EfficientFace
Zengqun Zhao, Qingshan Liu, Feng Zhou. "Robust Lightweight Facial Expression Recognition Network with Label Distribution Training". AAAI'21
Requirements
- Python >= 3.6
- PyTorch >= 1.2
- torchvision >= 0.4.0
Training
- Step 1: download basic emotions dataset of RAF-DB, and make sure it has the structure like the following:
./RAF-DB/
train/
0/
train_09748.jpg
...
train_12271.jpg
1/
...
6/
test/
0/
...
6/
[Note] 0: Neutral; 1: Happiness; 2: Sadness; 3: Surprise; 4: Fear; 5: Disgust; 6: Anger
- Step 2: download pre-trained model from Google Drive, and put it into ./checkpoint.

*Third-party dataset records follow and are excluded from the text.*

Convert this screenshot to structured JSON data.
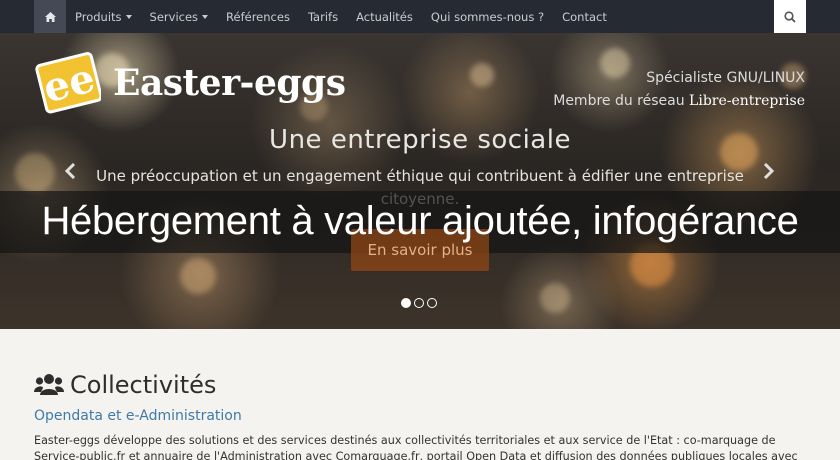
{
  "nav": {
    "items": [
      {
        "label": "Produits",
        "dropdown": true
      },
      {
        "label": "Services",
        "dropdown": true
      },
      {
        "label": "Références",
        "dropdown": false
      },
      {
        "label": "Tarifs",
        "dropdown": false
      },
      {
        "label": "Actualités",
        "dropdown": false
      },
      {
        "label": "Qui sommes-nous ?",
        "dropdown": false
      },
      {
        "label": "Contact",
        "dropdown": false
      }
    ],
    "home_icon": "home-icon",
    "search_icon": "search-icon"
  },
  "brand": {
    "name": "Easter-eggs",
    "logo_letters": "ee",
    "tagline_line1": "Spécialiste GNU/LINUX",
    "tagline_line2_prefix": "Membre du réseau",
    "tagline_line2_strong": "Libre-entreprise"
  },
  "carousel": {
    "title": "Une entreprise sociale",
    "text": "Une préoccupation et un engagement éthique qui contribuent à édifier une entreprise citoyenne.",
    "button_label": "En savoir plus",
    "slide_count": 3,
    "active_slide": 1
  },
  "banner": {
    "text": "Hébergement à valeur ajoutée, infogérance"
  },
  "section": {
    "icon": "users-icon",
    "title": "Collectivités",
    "subtitle": "Opendata et e-Administration",
    "description": "Easter-eggs développe des solutions et des services destinés aux collectivités territoriales et aux service de l'Etat : co-marquage de Service-public.fr et annuaire de l'Administration avec Comarquage.fr, portail Open Data et diffusion des données publiques locales avec"
  },
  "colors": {
    "navbar": "#262b33",
    "accent_link": "#3f7aa8",
    "logo_yellow": "#f2c230",
    "button_bg": "#964814"
  }
}
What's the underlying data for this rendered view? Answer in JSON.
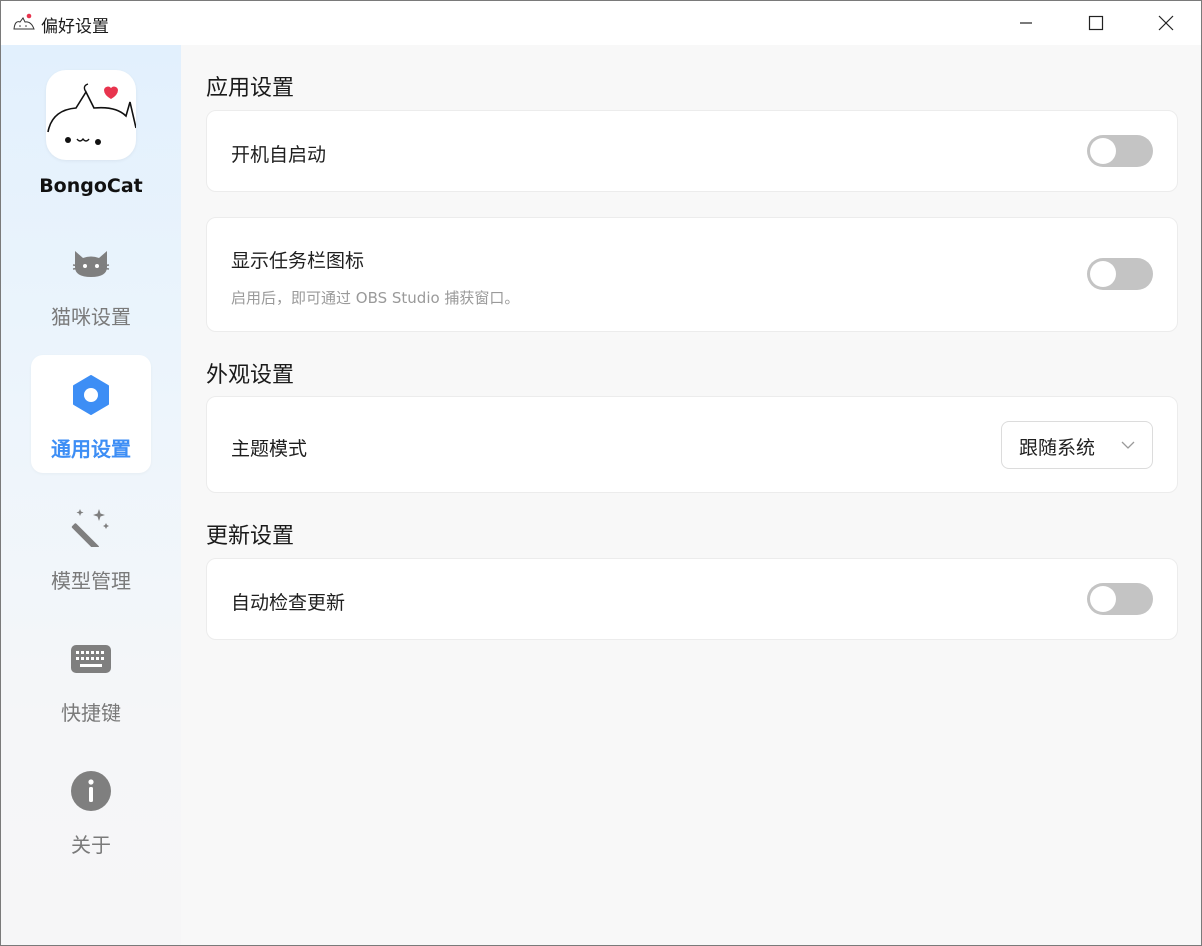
{
  "window": {
    "title": "偏好设置"
  },
  "sidebar": {
    "brand": "BongoCat",
    "items": [
      {
        "label": "猫咪设置",
        "icon": "cat-icon",
        "active": false
      },
      {
        "label": "通用设置",
        "icon": "settings-hexagon-icon",
        "active": true
      },
      {
        "label": "模型管理",
        "icon": "magic-wand-icon",
        "active": false
      },
      {
        "label": "快捷键",
        "icon": "keyboard-icon",
        "active": false
      },
      {
        "label": "关于",
        "icon": "info-icon",
        "active": false
      }
    ]
  },
  "main": {
    "sections": [
      {
        "title": "应用设置",
        "settings": [
          {
            "label": "开机自启动",
            "control": "toggle",
            "value": false
          },
          {
            "label": "显示任务栏图标",
            "description": "启用后，即可通过 OBS Studio 捕获窗口。",
            "control": "toggle",
            "value": false
          }
        ]
      },
      {
        "title": "外观设置",
        "settings": [
          {
            "label": "主题模式",
            "control": "select",
            "value": "跟随系统"
          }
        ]
      },
      {
        "title": "更新设置",
        "settings": [
          {
            "label": "自动检查更新",
            "control": "toggle",
            "value": false
          }
        ]
      }
    ]
  },
  "colors": {
    "accent": "#3d8ef5",
    "toggle_off": "#c4c4c4",
    "heart": "#e8344e"
  }
}
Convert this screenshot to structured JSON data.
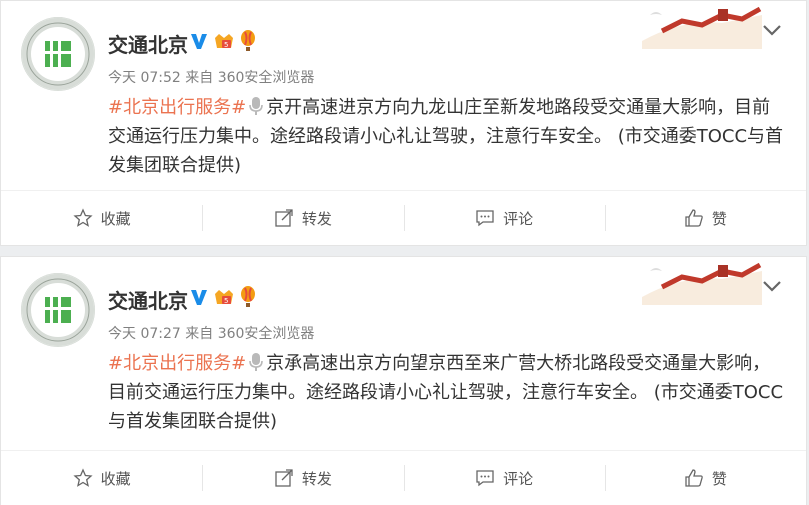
{
  "posts": [
    {
      "author": "交通北京",
      "time": "今天 07:52",
      "source": "来自 360安全浏览器",
      "topic": "#北京出行服务#",
      "text": "京开高速进京方向九龙山庄至新发地路段受交通量大影响，目前交通运行压力集中。途经路段请小心礼让驾驶，注意行车安全。 (市交通委TOCC与首发集团联合提供)",
      "actions": [
        "收藏",
        "转发",
        "评论",
        "赞"
      ]
    },
    {
      "author": "交通北京",
      "time": "今天 07:27",
      "source": "来自 360安全浏览器",
      "topic": "#北京出行服务#",
      "text": "京承高速出京方向望京西至来广营大桥北路段受交通量大影响，目前交通运行压力集中。途经路段请小心礼让驾驶，注意行车安全。 (市交通委TOCC与首发集团联合提供)",
      "actions": [
        "收藏",
        "转发",
        "评论",
        "赞"
      ]
    }
  ],
  "colors": {
    "topic": "#eb7350",
    "verified": "#1a8ce8"
  },
  "icons": {
    "verified": "verified-v-icon",
    "member": "member-badge-icon",
    "balloon": "balloon-icon",
    "mic": "microphone-icon",
    "great_wall": "great-wall-decoration",
    "expand": "chevron-down-icon",
    "favorite": "star-icon",
    "forward": "forward-icon",
    "comment": "comment-icon",
    "like": "thumbs-up-icon"
  }
}
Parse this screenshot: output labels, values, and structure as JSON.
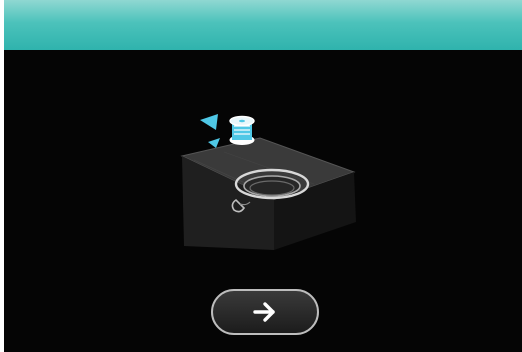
{
  "screen": {
    "background_color": "#050505",
    "header": {
      "color_top": "#8fd8d2",
      "color_bottom": "#2fb3ad"
    },
    "illustration": {
      "icons": [
        "bobbin-icon",
        "needle-plate-icon",
        "bobbin-case-icon"
      ],
      "accent_color": "#4fc8e6"
    },
    "next_button": {
      "icon": "arrow-right-icon"
    }
  }
}
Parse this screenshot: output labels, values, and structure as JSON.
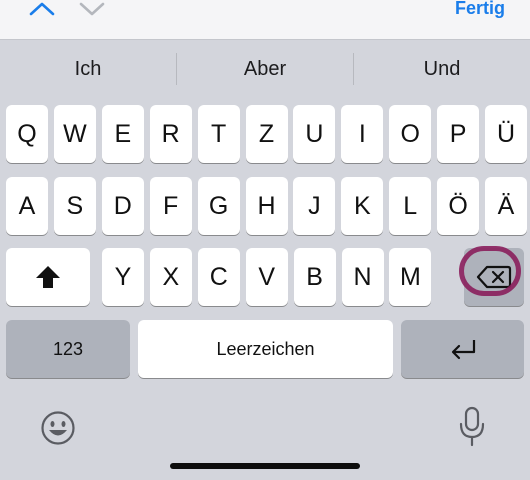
{
  "toolbar": {
    "up_icon": "chevron-up-icon",
    "down_icon": "chevron-down-icon",
    "done_label": "Fertig",
    "accent_color": "#1a7dea"
  },
  "suggestions": [
    "Ich",
    "Aber",
    "Und"
  ],
  "keyboard": {
    "row1": [
      "Q",
      "W",
      "E",
      "R",
      "T",
      "Z",
      "U",
      "I",
      "O",
      "P",
      "Ü"
    ],
    "row2": [
      "A",
      "S",
      "D",
      "F",
      "G",
      "H",
      "J",
      "K",
      "L",
      "Ö",
      "Ä"
    ],
    "row3": [
      "Y",
      "X",
      "C",
      "V",
      "B",
      "N",
      "M"
    ],
    "shift_icon": "shift-arrow-icon",
    "delete_icon": "backspace-icon",
    "numbers_label": "123",
    "space_label": "Leerzeichen",
    "return_icon": "return-arrow-icon",
    "emoji_icon": "emoji-face-icon",
    "mic_icon": "microphone-icon"
  },
  "annotation": {
    "highlight_color": "#8a1e5c"
  }
}
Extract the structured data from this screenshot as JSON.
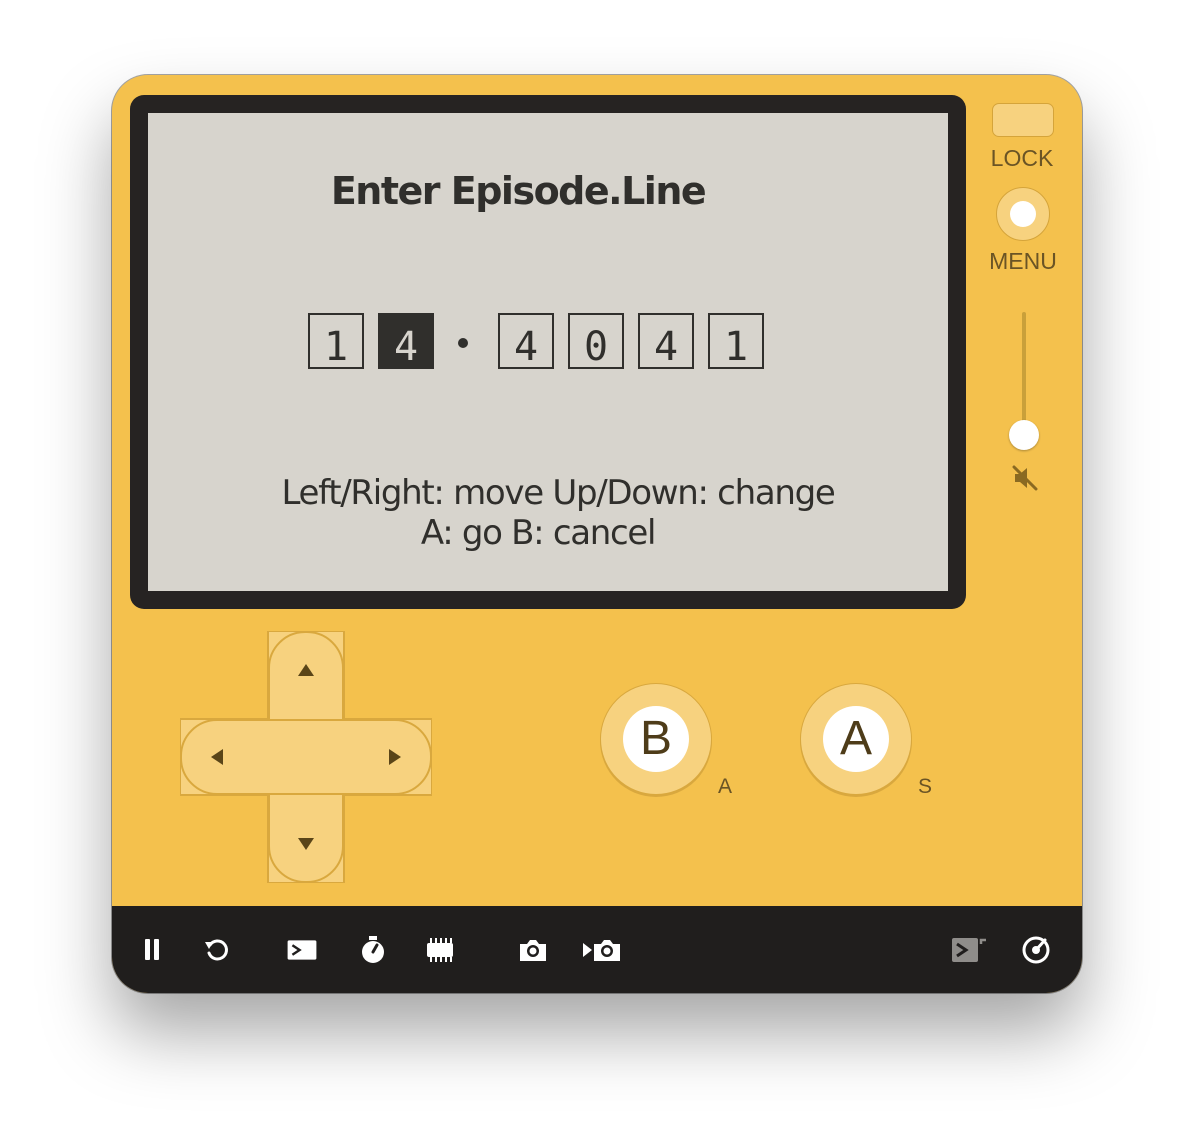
{
  "screen": {
    "title": "Enter Episode.Line",
    "digits": [
      "1",
      "4",
      "4",
      "0",
      "4",
      "1"
    ],
    "selected_digit_index": 1,
    "help_line1": "Left/Right: move   Up/Down: change",
    "help_line2": "A: go   B: cancel"
  },
  "side_controls": {
    "lock_label": "LOCK",
    "menu_label": "MENU",
    "volume_level": 0.0,
    "mute_icon": "speaker-muted-icon"
  },
  "buttons": {
    "b_label": "B",
    "a_label": "A",
    "b_key_hint": "A",
    "a_key_hint": "S"
  },
  "dpad": {
    "up_icon": "arrow-up-icon",
    "down_icon": "arrow-down-icon",
    "left_icon": "arrow-left-icon",
    "right_icon": "arrow-right-icon"
  },
  "toolbar": {
    "icons": [
      "pause-icon",
      "restart-icon",
      "console-icon",
      "stopwatch-icon",
      "cpu-icon",
      "screenshot-icon",
      "record-video-icon",
      "console-stream-icon",
      "settings-dial-icon"
    ]
  },
  "colors": {
    "device_body": "#f4c14d",
    "screen_bg": "#d7d4cd",
    "screen_ink": "#302f2c",
    "button_face": "#f7d27f",
    "toolbar_bg": "#201e1d"
  }
}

- Step 3: change the --data in run.sh to your path
- Step 4: run
sh run.sh
Updates
- Add test and visualization code. (May. 5, 2023 Update)
Pre-trained Models
- Sept. 16, 2021 Update
We provide the pre-trained ResNet-18 and ResNet-50 on MS-Celeb-1M (classes number is 12666) for your research.
The Google Driver for ResNet-18 model. The Google Driver for ResNet-50 model.
The pre-trained ResNet-50 model can be also used for LDG. - Nov. 6, 2021 Update
The fine-tuned LDG models on CAER-S, AffectNet-7, and AffectNet-8 can be downloaded here, here, and here, respectively. - Nov. 12, 2021 Update
The trained EfficientFace model on RAF-DB, CAER-S, AffectNet-7, and AffectNet-8 can be downloaded here, here, here, and here, respectively. As demonstrated in the paper, the testing accuracy is 88.36%, 85.87%, 63.70%, and 59.89%, respectively.
Citation
@inproceedings{zhao2021robust,
title={Robust Lightweight Facial Expression Recognition Network with Label Distribution Training},
author={Zhao, Zengqun and Liu, Qingshan and Zhou, Feng},
booktitle={Proceedings of the AAAI Conference on Artificial Intelligence},
volume={35},
number={4},
pages={3510--3519},
year={2021}
}
Note
The samples' number of the CAER-S dataset employed in our work should be: all (69,982 samples), training set (48,995 samples), and test set (20,987 samples). We apologize for the typos in our paper.